Part-time faculty at Montgomery College have a mantra — equal pay for equal work, Peter Feiden says.
Feiden, an adjunct faculty member, other part-time faculty at the community college and leaders of the union that represents the college’s part-time faculty will try to make their case this winter that they receive less pay than full-time professors when performing the same duties.
“We think that the disparity is so great that it ultimately compromises the capacity of Montgomery College to deliver quality education,” Feiden said.
Representatives from the college and the union, Service Employees International Union Local 500, met for the first time two weeks ago to reopen their contract and discuss part-time faculty pay, college spokeswoman Elizabeth Homan said. The negotiations would affect pay as of July 1, 2014, when a new contract will be in place.
The two groups did not come to a consensus on the issue in a work group last spring, Local 500 spokesman Christopher Honey said.
“We agreed to disagree,” Honey said.
Homan said, because the college is currently in negotiations, it is inappropriate to talk about the college’s stance on the issue.
Depending on their experience, Montgomery College full-time faculty members made, generally, between $58,400 to $85,800 last school year, according to data from the American Association of University Professors, the national union for full-time college faculty.
Regardless of their job classifications, Montgomery County faculty members rank at least 16th in salaries among 162 community colleges nationwide, according to a searchable database created by The Chronicle of Higher Education of the association’s data.
A part-time Montgomery College faculty member makes $870.83 to $947.66 per credit hour per semester this year, depending on their experience, Homan said.
That is the highest part-time pay compared to the 15 other community colleges in the state, Homan said. Other colleges in the state pay part-time faculty between $650 to $900 per credit hour per semester, she said.
There are differences between the qualifications and requirements for full-time and part-time faculty, Homan said. Full-time faculty must teach a broader range of courses, and therefore must be qualified to do so, and they must commit to more time outside of the classroom, she said.
While full-time professors may have more administrative and research duties than part-time faculty, Honey said that when you break the salary down to look at the work that both full-time and part-time faculty perform, part-time faculty get paid less for their duties.
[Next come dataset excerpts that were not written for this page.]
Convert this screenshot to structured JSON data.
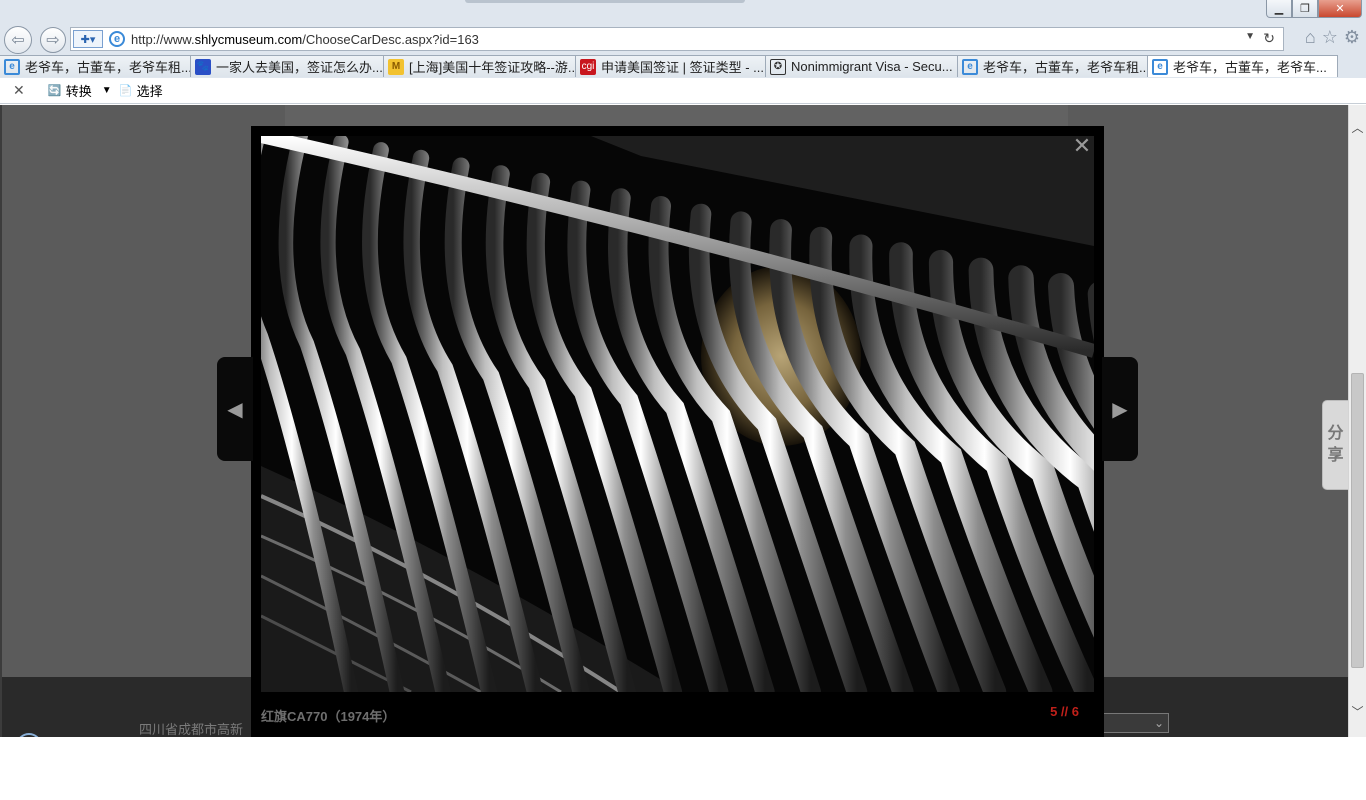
{
  "browser": {
    "address": {
      "url_prefix": "http://www.",
      "url_domain": "shlycmuseum.com",
      "url_path": "/ChooseCarDesc.aspx?id=163"
    },
    "tabs": [
      {
        "label": "老爷车，古董车，老爷车租...",
        "icon": "ie-icon"
      },
      {
        "label": "一家人去美国，签证怎么办...",
        "icon": "baidu-paw-icon"
      },
      {
        "label": "[上海]美国十年签证攻略--游...",
        "icon": "mafengwo-icon"
      },
      {
        "label": "申请美国签证 | 签证类型 - ...",
        "icon": "cgi-icon"
      },
      {
        "label": "Nonimmigrant Visa - Secu...",
        "icon": "us-seal-icon"
      },
      {
        "label": "老爷车，古董车，老爷车租...",
        "icon": "ie-icon"
      },
      {
        "label": "老爷车，古董车，老爷车...",
        "icon": "ie-icon",
        "active": true
      }
    ],
    "command_bar": {
      "convert_label": "转换",
      "select_label": "选择"
    }
  },
  "lightbox": {
    "caption": "红旗CA770（1974年）",
    "counter": "5 // 6",
    "counter_color": "#c0201a"
  },
  "share": {
    "label_line1": "分",
    "label_line2": "享"
  },
  "footer": {
    "address_text": "四川省成都市高新"
  }
}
Feiden, who teaches economics at the college’s Takoma Park campus, used his own estimates and assumptions of Montgomery College’s pay scale earlier this year to break down the pay and look at pay per semester hour for faculty who teach summer courses. The union published his findings on its website last week.
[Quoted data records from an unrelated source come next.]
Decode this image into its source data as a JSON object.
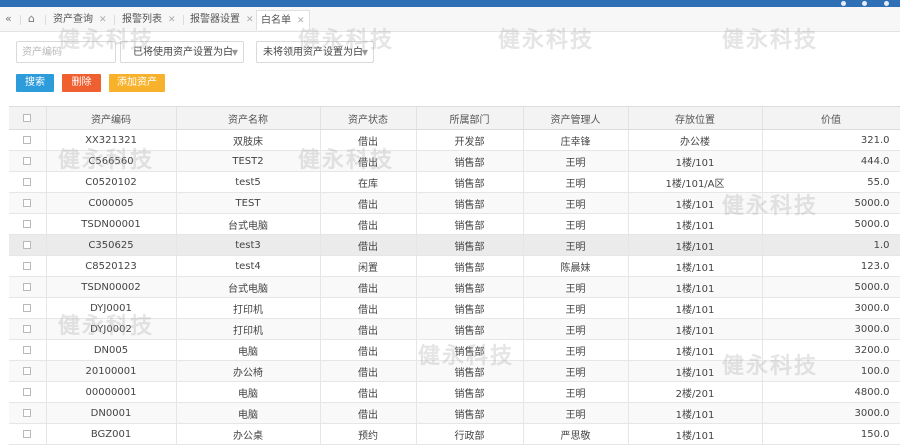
{
  "tabs": [
    {
      "label": "资产查询"
    },
    {
      "label": "报警列表"
    },
    {
      "label": "报警器设置"
    },
    {
      "label": "白名单"
    }
  ],
  "filters": {
    "asset_code_placeholder": "资产编码",
    "used_select": "已将使用资产设置为白",
    "unused_select": "未将领用资产设置为白"
  },
  "buttons": {
    "search": "搜索",
    "delete": "删除",
    "add": "添加资产"
  },
  "table": {
    "columns": [
      "资产编码",
      "资产名称",
      "资产状态",
      "所属部门",
      "资产管理人",
      "存放位置",
      "价值"
    ],
    "rows": [
      [
        "XX321321",
        "双肢床",
        "借出",
        "开发部",
        "庄幸锋",
        "办公楼",
        "321.0"
      ],
      [
        "C566560",
        "TEST2",
        "借出",
        "销售部",
        "王明",
        "1楼/101",
        "444.0"
      ],
      [
        "C0520102",
        "test5",
        "在库",
        "销售部",
        "王明",
        "1楼/101/A区",
        "55.0"
      ],
      [
        "C000005",
        "TEST",
        "借出",
        "销售部",
        "王明",
        "1楼/101",
        "5000.0"
      ],
      [
        "TSDN00001",
        "台式电脑",
        "借出",
        "销售部",
        "王明",
        "1楼/101",
        "5000.0"
      ],
      [
        "C350625",
        "test3",
        "借出",
        "销售部",
        "王明",
        "1楼/101",
        "1.0"
      ],
      [
        "C8520123",
        "test4",
        "闲置",
        "销售部",
        "陈晨妹",
        "1楼/101",
        "123.0"
      ],
      [
        "TSDN00002",
        "台式电脑",
        "借出",
        "销售部",
        "王明",
        "1楼/101",
        "5000.0"
      ],
      [
        "DYJ0001",
        "打印机",
        "借出",
        "销售部",
        "王明",
        "1楼/101",
        "3000.0"
      ],
      [
        "DYJ0002",
        "打印机",
        "借出",
        "销售部",
        "王明",
        "1楼/101",
        "3000.0"
      ],
      [
        "DN005",
        "电脑",
        "借出",
        "销售部",
        "王明",
        "1楼/101",
        "3200.0"
      ],
      [
        "20100001",
        "办公椅",
        "借出",
        "销售部",
        "王明",
        "1楼/101",
        "100.0"
      ],
      [
        "00000001",
        "电脑",
        "借出",
        "销售部",
        "王明",
        "2楼/201",
        "4800.0"
      ],
      [
        "DN0001",
        "电脑",
        "借出",
        "销售部",
        "王明",
        "1楼/101",
        "3000.0"
      ],
      [
        "BGZ001",
        "办公桌",
        "预约",
        "行政部",
        "严思敬",
        "1楼/101",
        "150.0"
      ]
    ]
  },
  "watermark": "健永科技"
}
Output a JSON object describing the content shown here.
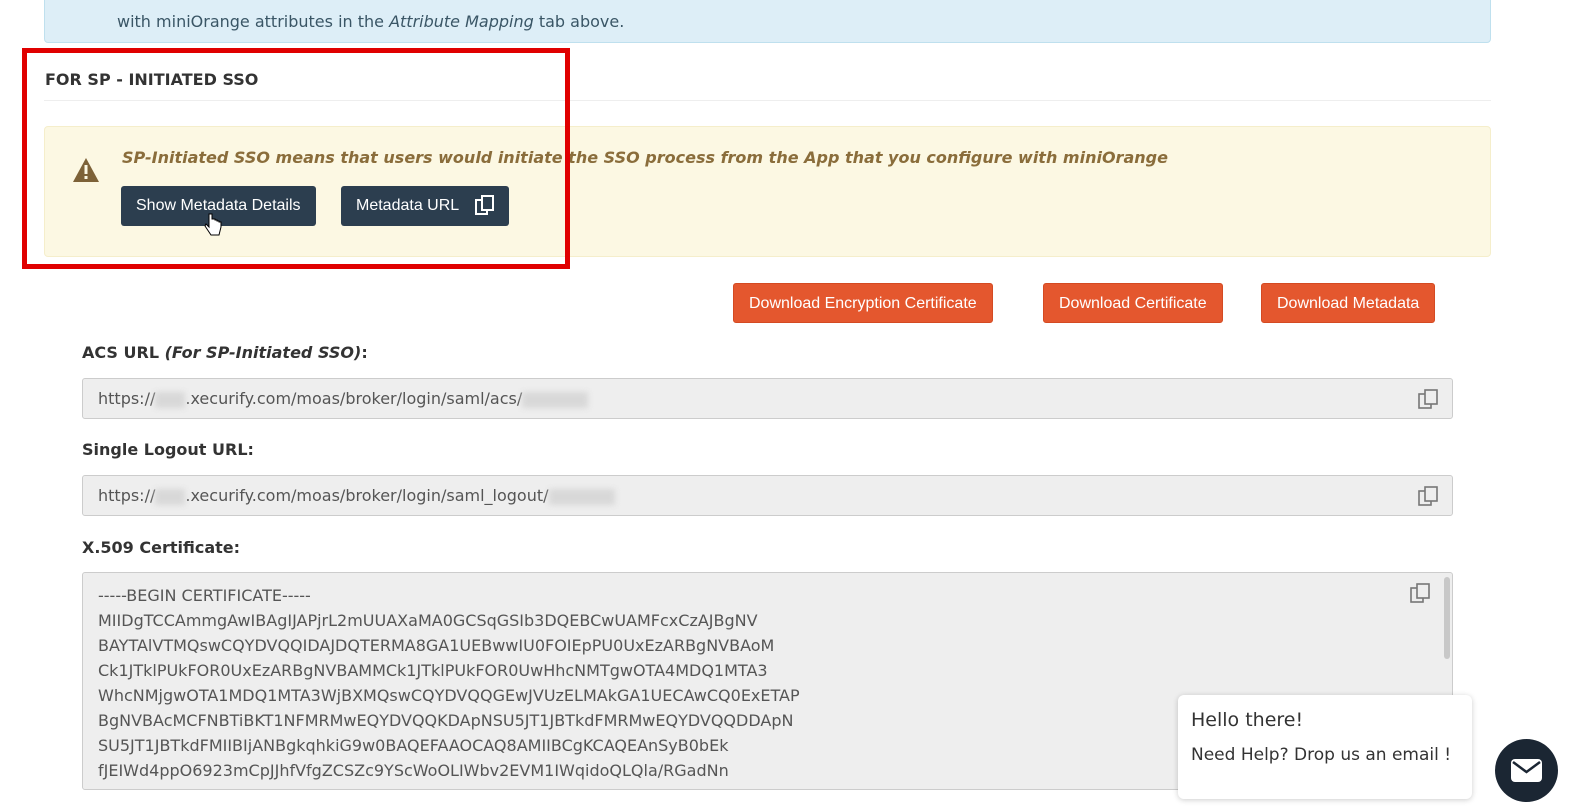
{
  "info_banner": {
    "text_before": "with miniOrange attributes in the ",
    "text_italic": "Attribute Mapping",
    "text_after": " tab above."
  },
  "section": {
    "title": "FOR SP - INITIATED SSO"
  },
  "warning": {
    "icon": "warning-triangle-icon",
    "text": "SP-Initiated SSO means that users would initiate the SSO process from the App that you configure with miniOrange",
    "show_metadata_label": "Show Metadata Details",
    "metadata_url_label": "Metadata URL"
  },
  "downloads": {
    "encryption_cert": "Download Encryption Certificate",
    "certificate": "Download Certificate",
    "metadata": "Download Metadata"
  },
  "acs": {
    "label": "ACS URL ",
    "label_italic": "(For SP-Initiated SSO)",
    "label_suffix": ":",
    "prefix": "https://",
    "value": ".xecurify.com/moas/broker/login/saml/acs/"
  },
  "slo": {
    "label": "Single Logout URL:",
    "prefix": "https://",
    "value": ".xecurify.com/moas/broker/login/saml_logout/"
  },
  "cert": {
    "label": "X.509 Certificate:",
    "lines": [
      "-----BEGIN CERTIFICATE-----",
      "MIIDgTCCAmmgAwIBAgIJAPjrL2mUUAXaMA0GCSqGSIb3DQEBCwUAMFcxCzAJBgNV",
      "BAYTAlVTMQswCQYDVQQIDAJDQTERMA8GA1UEBwwIU0FOIEpPU0UxEzARBgNVBAoM",
      "Ck1JTklPUkFOR0UxEzARBgNVBAMMCk1JTklPUkFOR0UwHhcNMTgwOTA4MDQ1MTA3",
      "WhcNMjgwOTA1MDQ1MTA3WjBXMQswCQYDVQQGEwJVUzELMAkGA1UECAwCQ0ExETAP",
      "BgNVBAcMCFNBTiBKT1NFMRMwEQYDVQQKDApNSU5JT1JBTkdFMRMwEQYDVQQDDApN",
      "SU5JT1JBTkdFMIIBIjANBgkqhkiG9w0BAQEFAAOCAQ8AMIIBCgKCAQEAnSyB0bEk",
      "fJEIWd4ppO6923mCpJJhfVfgZCSZc9YScWoOLIWbv2EVM1IWqidoQLQla/RGadNn"
    ]
  },
  "chat": {
    "greeting": "Hello there!",
    "subtext": "Need Help? Drop us an email !"
  },
  "colors": {
    "accent_orange": "#e4572e",
    "dark_button": "#2c3e4f",
    "highlight_red": "#e00000"
  }
}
Feiden reported that part-time Adjunct I faculty make 47.1 percent of what full-time faculty make per semester hour for the same work — $912 compared to $1,935.
When asked if the college agreed with the data, Homan repeated that it is inappropriate for the college to comment on compensation while in negotiations.
Nationwide, part-time faculty are fighting for fairness in compensation and benefits, said John W. Curtis, director of research and public policy at the American Association of University Professors.
“Part-time faculty members especially are in a position where their pay is very low, they usually don’t receive benefits and have virtually no job security,” Curtis said. “If you put all of those things together you have a picture of hardworking employees who are dedicated to what they do, but don’t get support from institutions as wells as they could.”
It has been the association’s argument for decades that these employees should receive tenure or other forms of protection — it is an issue of academic freedom, Curtis said.
The issue is becoming more apparent as colleges nationwide begin to rely more on part-time faculty to save money, he said.
Part-time faculty made up 41.1 percent of all college faculty staff nationwide in 2009, compared to 33.2 percent in 1995, according to data that Curtis compiled from the U.S. Department of Education.
About 69.7 percent of all faculty at two-year colleges nationwide were part-time in 2009, according to the data. At Montgomery College, part-time faculty teach about half of courses offered, Feiden said.
It’s a long-standing, nationwide practice to pay part-time faculty less, Feiden said.
Joining with a union is one way to make strides on this issue, Curtis said.
Montgomery College first recognized SEIU as the exclusive bargaining representation of part-time faculty in 2008, Homan said. It was the first time a college in the state recognized a part-time labor union, she said.
Since, two agreements have been negotiated and the union has made incremental gains, Honey said. In negotiations for fiscal 2012, part-time faculty members received a one-time payment equal to 2 percent of the contracted pay per credit hour, paid leave was improved, employees were made eligible for a wellness program and it was agreed that the college would provide “good faith considerations” for course assignments.
Homan said the college values all of its union partners, and the college is committed to ensuring student success.
Getting fair pay for employees will take time, Honey said. Local 500 plans to partner with part-time faculty throughout the D.C. region to provide support and advocacy, he said.
“We are committed to achieving it,” Feiden said. “We know it is not something that will happen over night.”